Md Shamim Hussain, Mohammed J. Zaki, Dharmashankar Subramanian
We propose an extension to the transformer neural network architecture for general-purpose graph learning by adding a dedicated pathway for pairwise structural information, called edge channels. The resultant framework - which we call Edge-augmented Graph Transformer (EGT) - can directly accept, process and output structural information of arbitrary form, which is important for effective learning on graph-structured data. Our model exclusively uses global self-attention as an aggregation mechanism rather than static localized convolutional aggregation. This allows for unconstrained long-range dynamic interactions between nodes. Moreover, the edge channels allow the structural information to evolve from layer to layer, and prediction tasks on edges/links can be performed directly from the output embeddings of these channels. We verify the performance of EGT in a wide range of graph-learning experiments on benchmark datasets, in which it outperforms Convolutional/Message-Passing Graph Neural Networks. EGT sets a new state-of-the-art for the quantum-chemical regression task on the OGB-LSC PCQM4Mv2 dataset containing 3.8 million molecular graphs. Our findings indicate that global self-attention based aggregation can serve as a flexible, adaptive and effective replacement of graph convolution for general-purpose graph learning. Therefore, convolutional local neighborhood aggregation is not an essential inductive bias.
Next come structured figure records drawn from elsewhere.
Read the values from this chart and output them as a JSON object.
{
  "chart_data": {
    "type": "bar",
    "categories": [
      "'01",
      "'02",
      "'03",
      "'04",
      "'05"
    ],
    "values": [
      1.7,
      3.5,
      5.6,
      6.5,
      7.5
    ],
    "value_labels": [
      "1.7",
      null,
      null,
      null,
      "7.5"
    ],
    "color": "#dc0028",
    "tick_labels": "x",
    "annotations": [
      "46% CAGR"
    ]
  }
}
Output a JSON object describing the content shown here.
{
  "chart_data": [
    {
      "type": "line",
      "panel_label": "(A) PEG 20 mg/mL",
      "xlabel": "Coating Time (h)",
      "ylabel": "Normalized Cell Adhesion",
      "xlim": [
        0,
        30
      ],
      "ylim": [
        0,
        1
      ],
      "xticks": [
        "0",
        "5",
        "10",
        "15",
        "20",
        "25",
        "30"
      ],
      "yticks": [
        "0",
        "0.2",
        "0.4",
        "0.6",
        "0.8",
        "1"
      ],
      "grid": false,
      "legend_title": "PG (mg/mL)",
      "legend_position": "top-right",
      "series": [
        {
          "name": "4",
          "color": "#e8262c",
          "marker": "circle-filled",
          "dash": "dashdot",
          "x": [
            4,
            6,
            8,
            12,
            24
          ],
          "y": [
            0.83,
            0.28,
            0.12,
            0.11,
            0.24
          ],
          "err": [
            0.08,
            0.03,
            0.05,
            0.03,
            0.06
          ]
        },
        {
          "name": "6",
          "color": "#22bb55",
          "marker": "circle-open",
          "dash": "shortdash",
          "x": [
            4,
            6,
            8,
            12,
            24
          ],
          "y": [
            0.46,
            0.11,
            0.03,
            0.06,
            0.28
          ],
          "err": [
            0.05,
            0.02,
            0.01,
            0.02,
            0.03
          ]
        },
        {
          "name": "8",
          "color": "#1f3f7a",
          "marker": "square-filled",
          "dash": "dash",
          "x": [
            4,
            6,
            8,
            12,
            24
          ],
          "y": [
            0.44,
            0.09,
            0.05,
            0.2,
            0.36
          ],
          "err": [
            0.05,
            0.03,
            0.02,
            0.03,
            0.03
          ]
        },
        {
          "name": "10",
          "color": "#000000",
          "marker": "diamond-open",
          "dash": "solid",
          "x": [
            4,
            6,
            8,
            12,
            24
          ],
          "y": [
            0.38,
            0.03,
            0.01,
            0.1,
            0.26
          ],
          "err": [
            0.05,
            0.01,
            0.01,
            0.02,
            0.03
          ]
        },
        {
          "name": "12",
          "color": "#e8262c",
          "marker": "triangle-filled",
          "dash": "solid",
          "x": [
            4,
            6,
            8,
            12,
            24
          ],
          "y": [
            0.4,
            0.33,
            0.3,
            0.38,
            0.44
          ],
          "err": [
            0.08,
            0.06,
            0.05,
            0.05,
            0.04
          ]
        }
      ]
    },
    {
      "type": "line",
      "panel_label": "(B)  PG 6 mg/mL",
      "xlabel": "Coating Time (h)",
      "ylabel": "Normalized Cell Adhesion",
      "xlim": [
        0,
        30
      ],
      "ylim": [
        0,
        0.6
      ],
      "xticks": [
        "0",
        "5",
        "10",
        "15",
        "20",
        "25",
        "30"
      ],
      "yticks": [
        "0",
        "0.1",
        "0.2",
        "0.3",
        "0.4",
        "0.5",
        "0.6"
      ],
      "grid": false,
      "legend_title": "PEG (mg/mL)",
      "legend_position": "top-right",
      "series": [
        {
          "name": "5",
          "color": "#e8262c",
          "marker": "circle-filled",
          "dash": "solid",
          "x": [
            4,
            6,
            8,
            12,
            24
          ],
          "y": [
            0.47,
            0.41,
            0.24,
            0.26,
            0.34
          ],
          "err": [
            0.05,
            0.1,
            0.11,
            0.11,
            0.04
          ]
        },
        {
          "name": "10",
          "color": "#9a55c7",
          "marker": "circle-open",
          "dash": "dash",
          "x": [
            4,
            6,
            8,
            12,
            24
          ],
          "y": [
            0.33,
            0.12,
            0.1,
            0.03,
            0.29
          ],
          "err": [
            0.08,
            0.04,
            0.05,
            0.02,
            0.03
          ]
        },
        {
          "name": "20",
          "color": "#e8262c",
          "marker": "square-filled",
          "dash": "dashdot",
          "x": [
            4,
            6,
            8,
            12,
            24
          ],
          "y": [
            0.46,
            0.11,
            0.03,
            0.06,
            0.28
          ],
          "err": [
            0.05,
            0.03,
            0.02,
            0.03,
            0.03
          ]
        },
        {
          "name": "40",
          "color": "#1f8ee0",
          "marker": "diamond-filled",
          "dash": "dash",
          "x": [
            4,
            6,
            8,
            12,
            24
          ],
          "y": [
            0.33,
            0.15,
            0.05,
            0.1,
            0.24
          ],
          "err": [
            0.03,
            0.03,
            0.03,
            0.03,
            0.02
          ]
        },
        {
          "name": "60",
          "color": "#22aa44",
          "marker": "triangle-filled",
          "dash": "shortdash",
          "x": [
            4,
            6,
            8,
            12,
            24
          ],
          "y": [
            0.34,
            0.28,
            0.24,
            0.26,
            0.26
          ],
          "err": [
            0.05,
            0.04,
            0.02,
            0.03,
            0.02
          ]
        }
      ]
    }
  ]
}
| Task | Dataset | Metric | Value | Model |
|---|---|---|---|---|
| Link Prediction | TSP/HCP Benchmark set | F1 | 0.853 | EGT |
| Graph Regression | PCQM4Mv2-LSC | Test MAE | 0.0683 | EGT + Triangular Attention |
| Graph Regression | PCQM4Mv2-LSC | Validation MAE | 0.0671 | EGT + Triangular Attention |
| Graph Regression | PCQM4Mv2-LSC | Test MAE | 0.0862 | EGT |
| Graph Regression | PCQM4Mv2-LSC | Validation MAE | 0.0857 | EGT |
| Graph Regression | ZINC-500k | MAE | 0.108 | EGT |
| Graph Regression | ZINC 100k | MAE | 0.143 | EGT |
| Graph Regression | PCQM4M-LSC | Validation MAE | 0.1224 | EGT |
| Graph Classification | MNIST | Accuracy | 98.173 | EGT |
| Graph Classification | CIFAR10 100k | Accuracy (%) | 68.702 | EGT |
| Node Classification | PATTERN | Accuracy | 86.821 | EGT |
| Node Classification | CLUSTER | Accuracy | 79.232 | EGT |
| Node Classification | PATTERN 100k | Accuracy (%) | 86.816 | EGT |
| Classification | MNIST | Accuracy | 98.173 | EGT |
| Classification | CIFAR10 100k | Accuracy (%) | 68.702 | EGT |